"Does Johnny have complete freedom in your camp?"

"Certainly!" exclaimed Diane warmly. "Johnny is old and faithful. He may do as he pleases."

Philip changed an angemic worm of considerable transparency for one of more interest to his river audience and smiled.

"Johnny," said he cheerfully, "has been good enough to invite me to stay in camp with him indefinitely. I'm his guest, in fact, until you go home. I imagine that as Johnny's guest I ought to enjoy immunity from sarcastic shafts, but I may be mistaken. I've washed and drained most of these worms. Will you lend me an inch or so of that stout invertebrate climbing out of the can by you?"

Thoroughly out of patience, Diane reeled in her line and returned to camp, whence she presently heard Philip blithely whistling a fisherman's hornpipe and urging Nero to retrieve certain sticks he had thrown into the river. A little later he caught a sunfish and swung into camp with such a smile of irresistible pride and good humor on his sun-browned face, that Diane laughed in spite of herself.

"How ridiculous it is!" she mused uncomfortably. "Here I may not depart for fear a happy-go-lucky young man will play a tin whistle on the steps of the van, and I will not go home.
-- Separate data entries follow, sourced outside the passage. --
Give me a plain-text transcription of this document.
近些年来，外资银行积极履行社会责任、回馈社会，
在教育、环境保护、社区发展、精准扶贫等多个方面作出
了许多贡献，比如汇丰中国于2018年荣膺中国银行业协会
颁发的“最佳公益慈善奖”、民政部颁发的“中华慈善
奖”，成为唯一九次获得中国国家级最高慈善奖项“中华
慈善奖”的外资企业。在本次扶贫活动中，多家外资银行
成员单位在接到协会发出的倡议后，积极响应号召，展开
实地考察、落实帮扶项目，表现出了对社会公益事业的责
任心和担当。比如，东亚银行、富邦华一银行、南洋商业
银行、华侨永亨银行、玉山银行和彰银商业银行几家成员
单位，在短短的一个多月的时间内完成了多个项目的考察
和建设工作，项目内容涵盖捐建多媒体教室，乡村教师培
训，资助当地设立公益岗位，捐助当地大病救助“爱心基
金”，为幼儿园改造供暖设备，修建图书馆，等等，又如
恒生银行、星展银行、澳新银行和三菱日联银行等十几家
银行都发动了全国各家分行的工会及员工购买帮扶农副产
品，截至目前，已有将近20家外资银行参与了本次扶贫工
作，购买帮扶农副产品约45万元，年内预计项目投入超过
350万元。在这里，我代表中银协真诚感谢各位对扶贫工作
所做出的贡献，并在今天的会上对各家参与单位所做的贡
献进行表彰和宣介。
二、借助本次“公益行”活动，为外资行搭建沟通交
What in the world am I to do with him? Are you an orphan?" she asked with guileful curiosity.

"No," said Philip.

"I'm sorry," said Diane maliciously. "For then I could take out papers of adoption—"

"I'll stay without them," promised Philip. And Diane added wood to the fire with cheeks like the scarlet sunset.

"I'm going to send for my aunt," she announced a few days later.